Clinical characteristics of individuals with the CSF1R p.Arg782His mutation

Case

Sex

Origin

Onset age

Age at death

Initial symptoms

Affected family members

Prominent pathology

1a

F

USA

late 40’s

56

Cognitive decline, depression, slowed movement

3 siblings

Severe dorsolateral frontal white matter loss, disrupted axons, axonal spheroids

2a

F

USA

54

57

Poor balance, cognitive and memory decline, slowed movement

3 siblings

Severe orbital frontal white matter loss, disrupted axons, axonal spheroids

3a

M

USA

early 50’s

55

Poor balance, cognitive decline, slowed movement

3 siblings

Severe orbital frontal and parietal white matter myelin loss, disrupted axons, axonal spheroids

4

F

Japan

51

-

Cognitive decline, aphasia, epileptic seizures

3 uncles, cousin

Disrupted axons, axonal spheroids (biopsy)

5

F

USA

51

-

Cognitive and memory decline

3 aunts

Disrupted axons, axonal spheroids (biopsy)

6

F

Korea

37

42

Poor balance, stuttering, dysarthria

sibling, mother, uncle

Frontal and parietal white matter myelin loss, disrupted axons, axonal spheroids

aCases reported in this study

Neuropathology

Each case showed abundant white matter Aβ precursor protein (APP) positive spheroids that were heterogeneously distributed in subcortical regions (Figs. 3 and 4a-c). These spheroids were also observed by neurofilament (Fig. 4i), tau and ubiquitin antibodies and H&E (not shown). The spheroids were more numerous in deep white matter with the U-fibers relatively spared (Fig. 4a). Phagocytic cells (macrophages and microglia) were also heterogeneously distributed in the subcortical white matter and these cells showed highly varied and distinctly unusual morphologies. The most distinctive morphology was characteristic of activated phagocytic macrophages (Fig. 4d-e) that were strongly positive for CD68, but not Iba1 positive. Other, Iba1 positive microglia had a more classic microglia shape (Fig. 4f). Prominent spongiosis in neocortical regions was another common feature. Neither TDP-43 nor α-synuclein inclusions were observed.
Fig. 3

Axonal spheroids were heterogeneously distributed throughout the subcortical white matter across all three subjects. Lateral representations display the relative burden of the subcortical white matter spheroid pathology as density measurements for Cases #1-3 that are mapped to different cortical regions (a-c respectively). Densities of the APP positive spheroids were obtained from counts and surface areas generated by white matter regions of interest in NIH’s ImageJ 1.49. Dark grey areas indicate regions where densities were not obtained

Fig. 4

Common neuropathological features of the 3 cases of HDLS studied here.
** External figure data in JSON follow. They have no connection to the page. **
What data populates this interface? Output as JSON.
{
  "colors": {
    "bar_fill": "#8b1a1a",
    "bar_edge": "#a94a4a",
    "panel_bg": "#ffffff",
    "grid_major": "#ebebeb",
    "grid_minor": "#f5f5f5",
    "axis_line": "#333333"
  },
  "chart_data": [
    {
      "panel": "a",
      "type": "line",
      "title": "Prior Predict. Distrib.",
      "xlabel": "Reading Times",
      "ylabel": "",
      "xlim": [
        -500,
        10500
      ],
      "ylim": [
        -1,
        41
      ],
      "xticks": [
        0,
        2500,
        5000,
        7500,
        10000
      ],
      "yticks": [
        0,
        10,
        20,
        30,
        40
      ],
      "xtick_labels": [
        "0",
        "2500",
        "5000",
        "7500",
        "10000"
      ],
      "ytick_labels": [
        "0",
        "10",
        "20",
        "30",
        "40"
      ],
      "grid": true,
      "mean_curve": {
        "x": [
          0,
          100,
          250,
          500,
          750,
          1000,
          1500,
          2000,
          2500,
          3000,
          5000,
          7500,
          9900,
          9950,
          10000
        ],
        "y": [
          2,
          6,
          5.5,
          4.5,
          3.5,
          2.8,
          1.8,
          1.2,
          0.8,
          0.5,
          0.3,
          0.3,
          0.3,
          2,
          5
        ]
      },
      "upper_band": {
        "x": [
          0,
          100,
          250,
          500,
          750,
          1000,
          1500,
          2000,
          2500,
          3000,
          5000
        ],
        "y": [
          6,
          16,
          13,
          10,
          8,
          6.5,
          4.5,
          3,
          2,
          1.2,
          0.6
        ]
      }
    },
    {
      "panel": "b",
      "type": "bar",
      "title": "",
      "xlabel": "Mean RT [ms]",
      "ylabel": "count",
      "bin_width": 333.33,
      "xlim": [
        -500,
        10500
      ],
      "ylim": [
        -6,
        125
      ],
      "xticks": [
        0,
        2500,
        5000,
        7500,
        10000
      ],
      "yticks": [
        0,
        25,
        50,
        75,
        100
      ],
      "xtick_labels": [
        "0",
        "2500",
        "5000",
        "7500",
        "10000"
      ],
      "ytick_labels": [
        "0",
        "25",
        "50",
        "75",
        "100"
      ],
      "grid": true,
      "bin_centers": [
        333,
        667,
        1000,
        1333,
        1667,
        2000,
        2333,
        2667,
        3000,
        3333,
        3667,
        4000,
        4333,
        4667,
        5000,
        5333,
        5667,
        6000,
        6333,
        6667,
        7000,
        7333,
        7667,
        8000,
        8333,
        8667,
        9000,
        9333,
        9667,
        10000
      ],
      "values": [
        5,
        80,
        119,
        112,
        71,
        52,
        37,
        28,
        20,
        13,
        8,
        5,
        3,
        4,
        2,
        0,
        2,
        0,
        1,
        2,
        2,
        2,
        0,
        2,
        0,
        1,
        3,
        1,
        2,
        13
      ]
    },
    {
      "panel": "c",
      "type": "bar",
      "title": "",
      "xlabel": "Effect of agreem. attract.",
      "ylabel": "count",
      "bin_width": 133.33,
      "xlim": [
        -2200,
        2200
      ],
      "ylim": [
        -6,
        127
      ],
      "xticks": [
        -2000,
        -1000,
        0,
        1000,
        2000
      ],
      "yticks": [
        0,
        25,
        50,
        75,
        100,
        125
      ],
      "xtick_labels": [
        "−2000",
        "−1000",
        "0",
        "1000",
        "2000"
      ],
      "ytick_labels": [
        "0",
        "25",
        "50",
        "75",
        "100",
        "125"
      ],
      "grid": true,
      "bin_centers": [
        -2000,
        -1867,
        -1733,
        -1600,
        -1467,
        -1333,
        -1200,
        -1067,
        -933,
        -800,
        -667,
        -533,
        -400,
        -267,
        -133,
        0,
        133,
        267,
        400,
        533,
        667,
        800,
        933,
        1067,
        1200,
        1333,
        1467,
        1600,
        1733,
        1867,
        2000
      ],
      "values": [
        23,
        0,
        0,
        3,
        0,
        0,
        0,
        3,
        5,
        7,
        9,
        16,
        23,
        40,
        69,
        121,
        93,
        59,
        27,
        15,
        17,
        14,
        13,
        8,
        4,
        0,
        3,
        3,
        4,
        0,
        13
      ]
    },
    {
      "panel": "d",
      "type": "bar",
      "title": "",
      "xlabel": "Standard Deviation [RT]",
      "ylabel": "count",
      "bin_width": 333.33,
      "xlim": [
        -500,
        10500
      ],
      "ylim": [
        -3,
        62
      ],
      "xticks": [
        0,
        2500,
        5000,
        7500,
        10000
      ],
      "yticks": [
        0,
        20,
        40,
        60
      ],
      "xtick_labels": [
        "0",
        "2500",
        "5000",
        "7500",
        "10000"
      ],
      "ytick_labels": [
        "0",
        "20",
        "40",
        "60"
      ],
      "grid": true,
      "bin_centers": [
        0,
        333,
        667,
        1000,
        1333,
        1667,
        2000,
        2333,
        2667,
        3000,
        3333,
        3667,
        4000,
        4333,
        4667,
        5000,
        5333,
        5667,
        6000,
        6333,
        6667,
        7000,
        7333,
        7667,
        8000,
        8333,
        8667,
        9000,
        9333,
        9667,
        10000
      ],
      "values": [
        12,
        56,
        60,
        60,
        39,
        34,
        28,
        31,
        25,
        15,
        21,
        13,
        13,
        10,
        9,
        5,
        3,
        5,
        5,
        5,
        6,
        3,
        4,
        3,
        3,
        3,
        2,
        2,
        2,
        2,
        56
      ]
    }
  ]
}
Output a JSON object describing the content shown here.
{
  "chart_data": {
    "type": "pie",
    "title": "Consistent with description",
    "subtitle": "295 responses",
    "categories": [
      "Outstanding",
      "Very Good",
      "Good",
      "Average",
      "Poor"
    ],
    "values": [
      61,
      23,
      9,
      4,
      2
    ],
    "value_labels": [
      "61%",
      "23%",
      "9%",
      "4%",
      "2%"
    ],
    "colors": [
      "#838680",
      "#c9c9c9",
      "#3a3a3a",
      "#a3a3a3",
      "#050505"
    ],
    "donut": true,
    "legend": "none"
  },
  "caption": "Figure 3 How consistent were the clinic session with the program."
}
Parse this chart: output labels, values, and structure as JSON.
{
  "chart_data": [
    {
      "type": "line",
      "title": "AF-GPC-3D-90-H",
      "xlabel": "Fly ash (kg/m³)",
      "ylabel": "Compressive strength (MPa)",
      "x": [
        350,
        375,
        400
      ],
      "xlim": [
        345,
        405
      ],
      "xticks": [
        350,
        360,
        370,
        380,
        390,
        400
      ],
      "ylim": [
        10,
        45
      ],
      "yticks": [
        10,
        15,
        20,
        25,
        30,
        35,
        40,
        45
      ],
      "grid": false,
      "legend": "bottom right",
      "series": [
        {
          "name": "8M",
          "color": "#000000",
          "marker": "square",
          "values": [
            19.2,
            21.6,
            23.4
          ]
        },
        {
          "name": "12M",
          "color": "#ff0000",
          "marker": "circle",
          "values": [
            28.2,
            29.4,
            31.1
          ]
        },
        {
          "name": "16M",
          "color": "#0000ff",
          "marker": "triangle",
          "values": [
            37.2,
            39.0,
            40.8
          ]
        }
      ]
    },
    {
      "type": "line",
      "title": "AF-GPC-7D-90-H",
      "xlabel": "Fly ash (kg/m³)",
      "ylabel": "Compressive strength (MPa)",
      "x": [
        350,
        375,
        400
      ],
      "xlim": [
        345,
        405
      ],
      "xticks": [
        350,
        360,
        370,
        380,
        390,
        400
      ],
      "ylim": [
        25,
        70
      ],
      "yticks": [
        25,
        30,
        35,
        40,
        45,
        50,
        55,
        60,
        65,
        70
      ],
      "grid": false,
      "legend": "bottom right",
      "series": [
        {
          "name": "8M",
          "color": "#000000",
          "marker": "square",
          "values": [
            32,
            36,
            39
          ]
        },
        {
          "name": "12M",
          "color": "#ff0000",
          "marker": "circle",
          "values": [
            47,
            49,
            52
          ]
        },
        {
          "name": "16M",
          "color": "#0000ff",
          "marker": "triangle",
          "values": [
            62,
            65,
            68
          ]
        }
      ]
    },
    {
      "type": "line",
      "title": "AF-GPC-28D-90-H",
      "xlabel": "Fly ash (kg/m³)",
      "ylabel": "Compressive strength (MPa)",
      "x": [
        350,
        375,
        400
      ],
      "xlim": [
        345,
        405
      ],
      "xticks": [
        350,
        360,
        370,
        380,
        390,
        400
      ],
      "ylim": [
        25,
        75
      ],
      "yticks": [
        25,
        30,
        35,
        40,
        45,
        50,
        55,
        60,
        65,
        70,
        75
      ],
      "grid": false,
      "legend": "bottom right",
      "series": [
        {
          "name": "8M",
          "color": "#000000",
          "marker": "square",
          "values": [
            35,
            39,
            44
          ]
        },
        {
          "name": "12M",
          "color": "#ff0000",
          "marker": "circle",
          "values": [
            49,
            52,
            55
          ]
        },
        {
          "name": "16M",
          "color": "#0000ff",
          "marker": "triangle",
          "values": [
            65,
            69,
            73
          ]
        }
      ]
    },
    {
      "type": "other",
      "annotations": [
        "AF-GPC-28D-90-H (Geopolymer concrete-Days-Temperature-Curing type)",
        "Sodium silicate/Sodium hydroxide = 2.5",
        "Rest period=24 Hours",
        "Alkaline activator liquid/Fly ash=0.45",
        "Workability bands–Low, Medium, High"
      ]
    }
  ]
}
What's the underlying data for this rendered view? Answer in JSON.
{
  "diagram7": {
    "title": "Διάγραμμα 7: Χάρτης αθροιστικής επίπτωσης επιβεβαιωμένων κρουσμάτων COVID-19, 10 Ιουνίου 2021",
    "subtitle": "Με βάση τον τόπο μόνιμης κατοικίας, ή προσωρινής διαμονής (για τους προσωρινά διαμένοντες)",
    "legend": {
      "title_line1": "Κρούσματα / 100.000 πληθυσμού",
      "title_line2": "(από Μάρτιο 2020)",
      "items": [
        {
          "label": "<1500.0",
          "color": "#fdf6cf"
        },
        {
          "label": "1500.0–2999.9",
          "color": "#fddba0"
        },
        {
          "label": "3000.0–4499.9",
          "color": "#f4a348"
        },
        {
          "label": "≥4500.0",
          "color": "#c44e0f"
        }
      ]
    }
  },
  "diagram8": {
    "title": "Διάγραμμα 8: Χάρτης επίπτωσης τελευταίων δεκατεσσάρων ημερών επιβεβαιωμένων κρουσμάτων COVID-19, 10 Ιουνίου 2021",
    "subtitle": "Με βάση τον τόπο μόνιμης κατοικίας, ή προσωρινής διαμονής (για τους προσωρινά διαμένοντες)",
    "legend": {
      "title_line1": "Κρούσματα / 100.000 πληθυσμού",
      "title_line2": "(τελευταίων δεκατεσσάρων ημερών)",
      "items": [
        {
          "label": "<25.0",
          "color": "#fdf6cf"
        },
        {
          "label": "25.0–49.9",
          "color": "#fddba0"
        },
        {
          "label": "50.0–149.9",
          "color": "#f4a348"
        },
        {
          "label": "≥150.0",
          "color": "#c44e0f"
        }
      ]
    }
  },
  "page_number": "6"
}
Spheroids were abundant (a) primarily in the deeper white matter without affecting the short association fibers; b spheroids had a heterogeneous distribution as is evident by comparing the left and right side of the image; c focal very dense clusters of spheroids were seen (Case #3, orbital frontal cortex). d Microglia were not diffusely distributed and were of two distinct populations. Many microglia had morphologies indicative of (e) activated phagocytic macrophages that were CD68 positive and Iba1 negative with unusually ramified morphologies (f) while others were Iba1 positive microglia with more simple morphologies (Case #2, anterior corpus callosum). Occasionally, additional pathologies included (g) patches of calcifications (Case #2, blue-black splotchy areas in the anterior corpus callosum) and (h) irregular neuronal accumulations of pathological tau (Case #3, anterior cingulate). i Spheroids could also be visualized by tau, ubiquitin and α-synuclein antibodies (not shown here as well as by anti-neurofilament antibodies (shown here for Case #1 in the angular gyrus). Antibodies and stains used: (a-c) 22c11, (d-e) CD68, (f) Iba1, (g) H&E, (h) PHF1, (i) RMO24.9

Case #1’s gross examination revealed severe frontal and temporal atrophy with severe ventricular enlargement and a 1092 g brain weight. Microscopically, besides the numerous spheroids (Fig. 3a), additional pathology included obvious neuronal loss and degeneration of long axonal projections, extensive cell loss and gliosis with relative sparing of the granule cells in the hippocampus, rare Aβ plaques and focal cortical amyloid angiopathy (CAA), but no neurofibrillary tangles (NFTs). Case #2 had moderate frontal atrophy with mild ventricular enlargement and weighed 1338 g. There were focal areas of dystrophic calcification and mild demyelination in the corpus callosum (Fig. 4g) and entorhinal cortex that were not apparent in the MRI. Rare ballooned neurons were noted in the cingulate, along with tau-positive grains and neurites in limbic areas, occasional tau-positive coiled bodies, mild CAA without Aβ plaques and NFTs in the medial temporal lobe. Case #3 had mild, diffuse atrophy with mild ventricular enlargement and weighed 1278 g. The limbic regions and brainstem were relatively spared, although spheroids were observed in the medulla. Similar to Case #2, irregular, tau-positive ballooned neurons were also noted in the cingulate (Fig. 4h) while no Aβ plaques were seen but some NFTs were present only in the entorhinal cortex.

Conclusions

Abundant white matter spheroids and CD68-positive macrophages were the predominant pathologies in these cases. Cases #2 and #3 had rare ballooned neurons, coiled bodies and tau-positive grains and neurites, which are found in other tauopathies such as corticobasal degeneration, progressive supranuclear palsy, Pick’s disease and argyrophilic grain disease [11]. What role pathological tau plays in HDLS has yet to be determined.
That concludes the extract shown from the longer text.